NetBSD-Bugs archive

[Date Prev][Date Next][Thread Prev][Thread Next][Date Index][Thread Index][Old Index]

Re: kern/52211: vioif stops on dmamap load error



The driver fails to lock against interrupts without NET_MPSAFE, as it
doesn't do splnet()/splx() as it IMO should. Maybe the biglock
actually is enough, just looks unsafe. IMO it should just always use
the mutexes.

However, the wedge seems to be caused by something else.

If the dmamap load fails while there is no TX active, code still sets
IFF_OACTIVE. The flag is only reset when TX request finishes. Since
nothing ever resets it back, and the start function ignores any
further requests while the flag is set, it would stop sending anything
until interface reset.

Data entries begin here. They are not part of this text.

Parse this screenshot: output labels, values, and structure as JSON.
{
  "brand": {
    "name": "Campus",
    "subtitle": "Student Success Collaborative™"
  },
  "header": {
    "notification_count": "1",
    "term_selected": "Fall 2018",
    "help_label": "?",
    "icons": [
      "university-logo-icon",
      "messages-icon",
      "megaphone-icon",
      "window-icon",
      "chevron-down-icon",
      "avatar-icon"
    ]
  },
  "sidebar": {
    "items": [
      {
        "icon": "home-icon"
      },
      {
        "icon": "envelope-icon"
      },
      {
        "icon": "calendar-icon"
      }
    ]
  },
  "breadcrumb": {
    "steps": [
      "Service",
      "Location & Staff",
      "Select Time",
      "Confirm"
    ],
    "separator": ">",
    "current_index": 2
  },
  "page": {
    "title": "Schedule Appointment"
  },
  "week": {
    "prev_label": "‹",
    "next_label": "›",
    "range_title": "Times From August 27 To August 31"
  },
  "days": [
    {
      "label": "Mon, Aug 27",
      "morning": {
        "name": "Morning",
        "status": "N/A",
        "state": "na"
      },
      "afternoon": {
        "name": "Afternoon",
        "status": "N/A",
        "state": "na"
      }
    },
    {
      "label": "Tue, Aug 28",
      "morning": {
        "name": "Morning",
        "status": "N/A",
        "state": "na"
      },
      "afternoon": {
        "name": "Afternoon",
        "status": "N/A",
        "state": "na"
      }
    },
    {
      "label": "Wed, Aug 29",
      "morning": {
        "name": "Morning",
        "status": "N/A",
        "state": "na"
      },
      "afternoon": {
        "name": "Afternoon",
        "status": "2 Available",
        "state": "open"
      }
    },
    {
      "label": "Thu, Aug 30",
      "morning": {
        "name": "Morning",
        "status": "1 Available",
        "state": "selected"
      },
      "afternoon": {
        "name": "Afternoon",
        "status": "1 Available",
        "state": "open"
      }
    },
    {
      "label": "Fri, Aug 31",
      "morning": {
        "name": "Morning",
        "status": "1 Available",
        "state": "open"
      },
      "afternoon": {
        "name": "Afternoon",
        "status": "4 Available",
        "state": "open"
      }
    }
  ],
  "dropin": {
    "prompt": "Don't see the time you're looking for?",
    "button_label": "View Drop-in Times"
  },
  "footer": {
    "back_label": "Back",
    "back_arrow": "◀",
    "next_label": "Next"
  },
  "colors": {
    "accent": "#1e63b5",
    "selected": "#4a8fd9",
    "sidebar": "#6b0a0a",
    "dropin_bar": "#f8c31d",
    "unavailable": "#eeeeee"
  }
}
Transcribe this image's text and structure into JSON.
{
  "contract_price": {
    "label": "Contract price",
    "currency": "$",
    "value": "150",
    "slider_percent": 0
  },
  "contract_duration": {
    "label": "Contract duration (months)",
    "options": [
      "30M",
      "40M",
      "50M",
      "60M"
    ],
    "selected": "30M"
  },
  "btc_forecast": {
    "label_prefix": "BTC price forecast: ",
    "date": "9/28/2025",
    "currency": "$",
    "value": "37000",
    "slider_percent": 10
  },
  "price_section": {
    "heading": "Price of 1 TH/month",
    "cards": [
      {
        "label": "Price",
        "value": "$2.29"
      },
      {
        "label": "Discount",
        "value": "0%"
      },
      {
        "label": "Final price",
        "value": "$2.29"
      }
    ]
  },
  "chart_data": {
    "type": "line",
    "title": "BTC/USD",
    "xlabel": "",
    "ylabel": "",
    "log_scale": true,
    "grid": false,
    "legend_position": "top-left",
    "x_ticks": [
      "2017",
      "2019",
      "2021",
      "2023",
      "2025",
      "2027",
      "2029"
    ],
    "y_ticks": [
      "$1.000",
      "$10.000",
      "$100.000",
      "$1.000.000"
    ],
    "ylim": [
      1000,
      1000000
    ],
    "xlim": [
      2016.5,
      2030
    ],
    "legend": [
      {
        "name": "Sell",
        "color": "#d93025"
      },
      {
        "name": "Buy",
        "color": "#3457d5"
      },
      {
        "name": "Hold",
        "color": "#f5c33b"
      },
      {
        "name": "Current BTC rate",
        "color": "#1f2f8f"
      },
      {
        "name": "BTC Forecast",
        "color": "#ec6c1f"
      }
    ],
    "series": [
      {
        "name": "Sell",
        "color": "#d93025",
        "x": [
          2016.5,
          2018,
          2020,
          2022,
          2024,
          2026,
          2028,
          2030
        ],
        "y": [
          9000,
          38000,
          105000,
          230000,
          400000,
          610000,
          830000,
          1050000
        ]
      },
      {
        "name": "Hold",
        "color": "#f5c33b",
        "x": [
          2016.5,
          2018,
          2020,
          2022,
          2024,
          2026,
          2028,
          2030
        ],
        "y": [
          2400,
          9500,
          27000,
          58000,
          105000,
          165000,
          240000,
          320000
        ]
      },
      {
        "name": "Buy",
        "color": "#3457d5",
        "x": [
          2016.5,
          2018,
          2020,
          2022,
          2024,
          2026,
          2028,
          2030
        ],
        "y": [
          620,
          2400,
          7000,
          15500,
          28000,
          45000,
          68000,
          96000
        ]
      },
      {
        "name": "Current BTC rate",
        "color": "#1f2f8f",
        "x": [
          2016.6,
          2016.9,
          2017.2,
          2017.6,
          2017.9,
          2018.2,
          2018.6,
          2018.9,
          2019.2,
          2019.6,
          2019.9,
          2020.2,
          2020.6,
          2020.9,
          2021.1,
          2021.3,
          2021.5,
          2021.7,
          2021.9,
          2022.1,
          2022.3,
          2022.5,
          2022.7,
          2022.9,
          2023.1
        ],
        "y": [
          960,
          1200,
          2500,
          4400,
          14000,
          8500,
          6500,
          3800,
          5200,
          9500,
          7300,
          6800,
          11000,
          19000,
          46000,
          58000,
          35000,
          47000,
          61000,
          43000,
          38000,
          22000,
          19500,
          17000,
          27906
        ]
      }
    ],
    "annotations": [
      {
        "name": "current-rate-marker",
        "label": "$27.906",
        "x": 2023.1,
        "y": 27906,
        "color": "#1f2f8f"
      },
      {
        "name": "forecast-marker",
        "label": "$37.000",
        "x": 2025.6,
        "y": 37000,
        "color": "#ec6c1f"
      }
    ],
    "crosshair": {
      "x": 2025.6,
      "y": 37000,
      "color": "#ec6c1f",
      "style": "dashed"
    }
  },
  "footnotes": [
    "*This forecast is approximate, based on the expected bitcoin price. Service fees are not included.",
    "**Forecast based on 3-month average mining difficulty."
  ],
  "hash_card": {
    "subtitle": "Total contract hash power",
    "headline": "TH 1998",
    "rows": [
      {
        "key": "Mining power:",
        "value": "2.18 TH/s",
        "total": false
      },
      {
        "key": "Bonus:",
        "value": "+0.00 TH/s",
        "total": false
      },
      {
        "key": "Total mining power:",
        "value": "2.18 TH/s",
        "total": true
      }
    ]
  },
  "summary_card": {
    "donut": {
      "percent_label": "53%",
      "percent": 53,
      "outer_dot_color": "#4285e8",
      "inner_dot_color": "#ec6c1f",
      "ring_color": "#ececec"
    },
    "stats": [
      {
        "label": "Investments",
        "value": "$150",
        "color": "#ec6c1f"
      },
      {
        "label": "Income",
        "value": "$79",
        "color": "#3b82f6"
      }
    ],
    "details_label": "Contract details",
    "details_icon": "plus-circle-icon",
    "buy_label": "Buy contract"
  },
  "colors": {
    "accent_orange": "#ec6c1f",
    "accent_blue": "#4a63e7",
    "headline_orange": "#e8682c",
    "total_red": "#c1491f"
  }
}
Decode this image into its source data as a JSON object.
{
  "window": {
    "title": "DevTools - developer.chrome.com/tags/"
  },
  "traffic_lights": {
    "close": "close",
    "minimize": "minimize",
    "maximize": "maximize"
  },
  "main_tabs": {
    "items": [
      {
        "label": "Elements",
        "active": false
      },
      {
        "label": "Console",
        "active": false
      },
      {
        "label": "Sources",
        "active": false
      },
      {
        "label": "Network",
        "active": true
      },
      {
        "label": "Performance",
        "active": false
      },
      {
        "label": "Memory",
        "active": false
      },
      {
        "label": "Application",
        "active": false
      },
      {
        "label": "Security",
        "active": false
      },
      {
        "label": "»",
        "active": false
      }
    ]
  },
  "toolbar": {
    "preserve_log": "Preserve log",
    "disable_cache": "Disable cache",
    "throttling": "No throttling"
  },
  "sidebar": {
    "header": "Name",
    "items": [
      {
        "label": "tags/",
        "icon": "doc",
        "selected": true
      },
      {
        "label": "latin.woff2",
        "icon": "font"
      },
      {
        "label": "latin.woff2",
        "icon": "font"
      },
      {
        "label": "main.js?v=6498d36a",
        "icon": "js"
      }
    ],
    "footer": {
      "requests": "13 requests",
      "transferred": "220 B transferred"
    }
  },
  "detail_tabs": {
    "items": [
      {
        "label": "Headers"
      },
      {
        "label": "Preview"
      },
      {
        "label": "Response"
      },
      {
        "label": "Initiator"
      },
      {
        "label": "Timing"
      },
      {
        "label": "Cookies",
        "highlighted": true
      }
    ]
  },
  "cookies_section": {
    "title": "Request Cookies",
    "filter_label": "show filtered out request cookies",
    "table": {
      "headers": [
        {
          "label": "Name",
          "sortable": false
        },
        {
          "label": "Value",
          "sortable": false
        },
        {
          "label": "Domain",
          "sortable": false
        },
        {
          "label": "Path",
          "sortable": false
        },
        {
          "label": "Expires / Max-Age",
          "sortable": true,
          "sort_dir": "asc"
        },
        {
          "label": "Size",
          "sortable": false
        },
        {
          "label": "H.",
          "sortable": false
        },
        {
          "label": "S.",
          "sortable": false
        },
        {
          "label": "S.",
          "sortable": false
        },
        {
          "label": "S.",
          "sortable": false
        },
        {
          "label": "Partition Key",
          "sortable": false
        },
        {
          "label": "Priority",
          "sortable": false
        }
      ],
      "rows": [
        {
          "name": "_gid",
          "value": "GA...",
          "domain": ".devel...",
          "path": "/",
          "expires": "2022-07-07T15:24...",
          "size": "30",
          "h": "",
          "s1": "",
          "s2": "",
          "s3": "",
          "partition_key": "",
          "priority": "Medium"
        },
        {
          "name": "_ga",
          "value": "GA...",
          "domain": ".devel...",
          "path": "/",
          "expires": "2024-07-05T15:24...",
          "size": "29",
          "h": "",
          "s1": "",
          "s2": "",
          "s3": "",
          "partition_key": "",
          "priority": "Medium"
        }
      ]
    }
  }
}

So minimal fix would be to set the IFF_OACTIVE
only when virtio_enqueue_prep() fails, and leave it alone for the
other errors.

The m_defrag() call anyway looks like good idea - after all it's
better to try to send the data then just dropping it on the floor. I
think it's perfectly possible to have mbufs very fragmented.

Also, the code for trying to dequeue finished requests when we run out
of resources looks somewhat not necessary, IMO it would be simplier to
remove it as it only obfuscates the logic.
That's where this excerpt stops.